Желая угодить королю Амори, Бальян дал согласие на брак своей дочери с королевским камерарием. И Эмерик де Лузиньян поскорее ухватил Эскиву за белые, боящиеся здешнего солнца руки и утащил в свое жилище, дарованное ему королем в Иерусалиме.
Первой родилась дочь, названная в честь плодовитой матери нынешних Лузиньянов — Бургонь. А затем, словно Божье обетование продлить род Эмерика на Святой Земле, пошли сыновья: Гуго, Жан.

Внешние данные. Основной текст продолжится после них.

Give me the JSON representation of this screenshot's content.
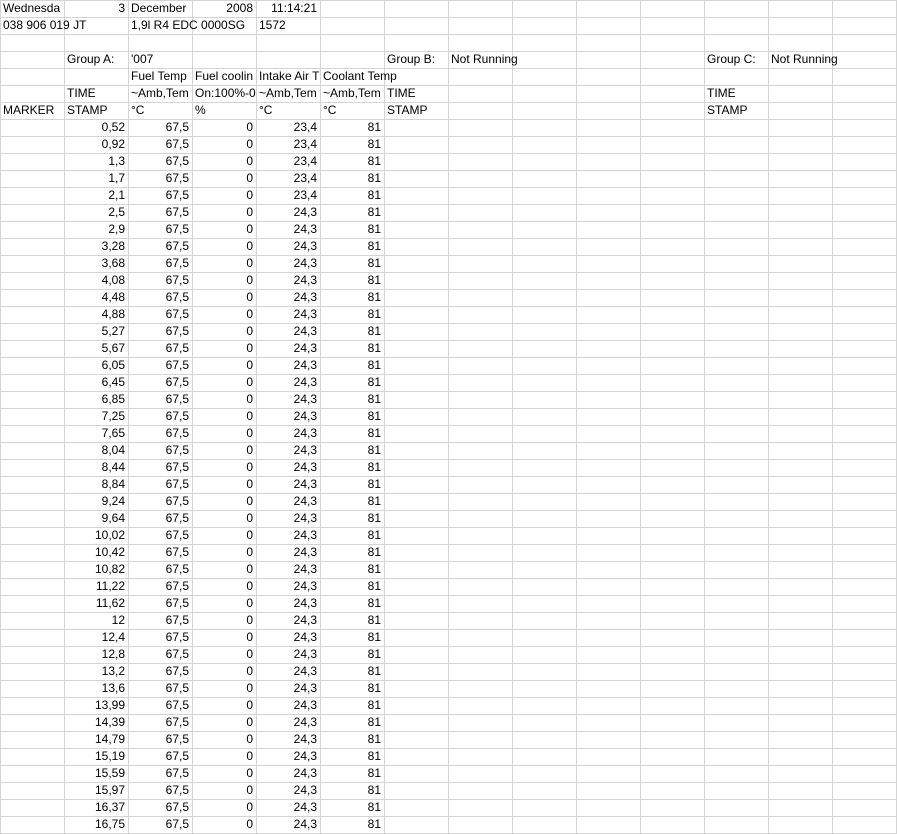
{
  "header": {
    "r1": [
      "Wednesda",
      "3",
      "December",
      "2008",
      "11:14:21"
    ],
    "r2": [
      "038 906 019 JT",
      "1,9l R4 EDC 0000SG",
      "1572"
    ]
  },
  "groups": {
    "a_label": "Group A:",
    "a_value": "'007",
    "b_label": "Group B:",
    "b_value": "Not Running",
    "c_label": "Group C:",
    "c_value": "Not Running"
  },
  "columns": {
    "names": [
      "Fuel Temp",
      "Fuel coolin",
      "Intake Air T",
      "Coolant Temp"
    ],
    "ranges": [
      "~Amb,Tem",
      "On:100%-0",
      "~Amb,Tem",
      "~Amb,Tem"
    ],
    "units": [
      "°C",
      "%",
      "°C",
      "°C"
    ],
    "time": "TIME",
    "stamp": "STAMP",
    "marker": "MARKER"
  },
  "rows": [
    [
      "0,52",
      "67,5",
      "0",
      "23,4",
      "81"
    ],
    [
      "0,92",
      "67,5",
      "0",
      "23,4",
      "81"
    ],
    [
      "1,3",
      "67,5",
      "0",
      "23,4",
      "81"
    ],
    [
      "1,7",
      "67,5",
      "0",
      "23,4",
      "81"
    ],
    [
      "2,1",
      "67,5",
      "0",
      "23,4",
      "81"
    ],
    [
      "2,5",
      "67,5",
      "0",
      "24,3",
      "81"
    ],
    [
      "2,9",
      "67,5",
      "0",
      "24,3",
      "81"
    ],
    [
      "3,28",
      "67,5",
      "0",
      "24,3",
      "81"
    ],
    [
      "3,68",
      "67,5",
      "0",
      "24,3",
      "81"
    ],
    [
      "4,08",
      "67,5",
      "0",
      "24,3",
      "81"
    ],
    [
      "4,48",
      "67,5",
      "0",
      "24,3",
      "81"
    ],
    [
      "4,88",
      "67,5",
      "0",
      "24,3",
      "81"
    ],
    [
      "5,27",
      "67,5",
      "0",
      "24,3",
      "81"
    ],
    [
      "5,67",
      "67,5",
      "0",
      "24,3",
      "81"
    ],
    [
      "6,05",
      "67,5",
      "0",
      "24,3",
      "81"
    ],
    [
      "6,45",
      "67,5",
      "0",
      "24,3",
      "81"
    ],
    [
      "6,85",
      "67,5",
      "0",
      "24,3",
      "81"
    ],
    [
      "7,25",
      "67,5",
      "0",
      "24,3",
      "81"
    ],
    [
      "7,65",
      "67,5",
      "0",
      "24,3",
      "81"
    ],
    [
      "8,04",
      "67,5",
      "0",
      "24,3",
      "81"
    ],
    [
      "8,44",
      "67,5",
      "0",
      "24,3",
      "81"
    ],
    [
      "8,84",
      "67,5",
      "0",
      "24,3",
      "81"
    ],
    [
      "9,24",
      "67,5",
      "0",
      "24,3",
      "81"
    ],
    [
      "9,64",
      "67,5",
      "0",
      "24,3",
      "81"
    ],
    [
      "10,02",
      "67,5",
      "0",
      "24,3",
      "81"
    ],
    [
      "10,42",
      "67,5",
      "0",
      "24,3",
      "81"
    ],
    [
      "10,82",
      "67,5",
      "0",
      "24,3",
      "81"
    ],
    [
      "11,22",
      "67,5",
      "0",
      "24,3",
      "81"
    ],
    [
      "11,62",
      "67,5",
      "0",
      "24,3",
      "81"
    ],
    [
      "12",
      "67,5",
      "0",
      "24,3",
      "81"
    ],
    [
      "12,4",
      "67,5",
      "0",
      "24,3",
      "81"
    ],
    [
      "12,8",
      "67,5",
      "0",
      "24,3",
      "81"
    ],
    [
      "13,2",
      "67,5",
      "0",
      "24,3",
      "81"
    ],
    [
      "13,6",
      "67,5",
      "0",
      "24,3",
      "81"
    ],
    [
      "13,99",
      "67,5",
      "0",
      "24,3",
      "81"
    ],
    [
      "14,39",
      "67,5",
      "0",
      "24,3",
      "81"
    ],
    [
      "14,79",
      "67,5",
      "0",
      "24,3",
      "81"
    ],
    [
      "15,19",
      "67,5",
      "0",
      "24,3",
      "81"
    ],
    [
      "15,59",
      "67,5",
      "0",
      "24,3",
      "81"
    ],
    [
      "15,97",
      "67,5",
      "0",
      "24,3",
      "81"
    ],
    [
      "16,37",
      "67,5",
      "0",
      "24,3",
      "81"
    ],
    [
      "16,75",
      "67,5",
      "0",
      "24,3",
      "81"
    ]
  ]
}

Эскива принесла в дом много красивых предметов. Она, как и ее супруг, любила вещи, и Эмерик неизменно радовал жену, заботясь о ее приданом. Каждую чашу, если она гнулась или теряла тонкую ручку, тотчас чинили и приводили в порядок. Каждое платье, если портилась меховая оторочка или протиралась ткань, немедленно зашивали. Эмерик многое умел делать сам, собственными руками, но занимался такими работами, только когда был уверен, что никто не увидит его с иглой или молоточком и не прознает об этом.
Эскива, с плотными пшеничными косами толщиною в руку, имела обманчиво-сонный вид. Поначалу она показалась Ги женщиной скучной, погруженной в неинтересный мир домашних забот и вялых придворных интриг. Но так было только до первого их большого разговора наедине.
— Госпожа прислала сказать, чтобы вы явились к ней и развлекли ее интересной беседой, покуда не вернется сеньор Эмерик, — сообщила служанка вечером того дня, когда все возвратились с соколиной охоты.
Служанка была такая же, как госпожа: с кожей цвета свежей пшеничной корочки, с волосами более светлыми, чем лоб и щеки, с аккуратными ямочками под каждым пальцем.
Ги спросил:
— Неужто госпоже невозможно развлечься без разговоров?
Ему не хотелось идти к Эскиве и пересказывать для нее какой-нибудь роман, из тех, что читали когда-то в Лузиньяне. Эти романы смешались у него в памяти и превратились в единую, несуразную и странную историю, где из одного чудовища произрастало другое, а один рыцарь, не успев как следует проявить себя, обращался в полную свою противоположность, а то и вовсе делался заколдованным деревом или становился дамой.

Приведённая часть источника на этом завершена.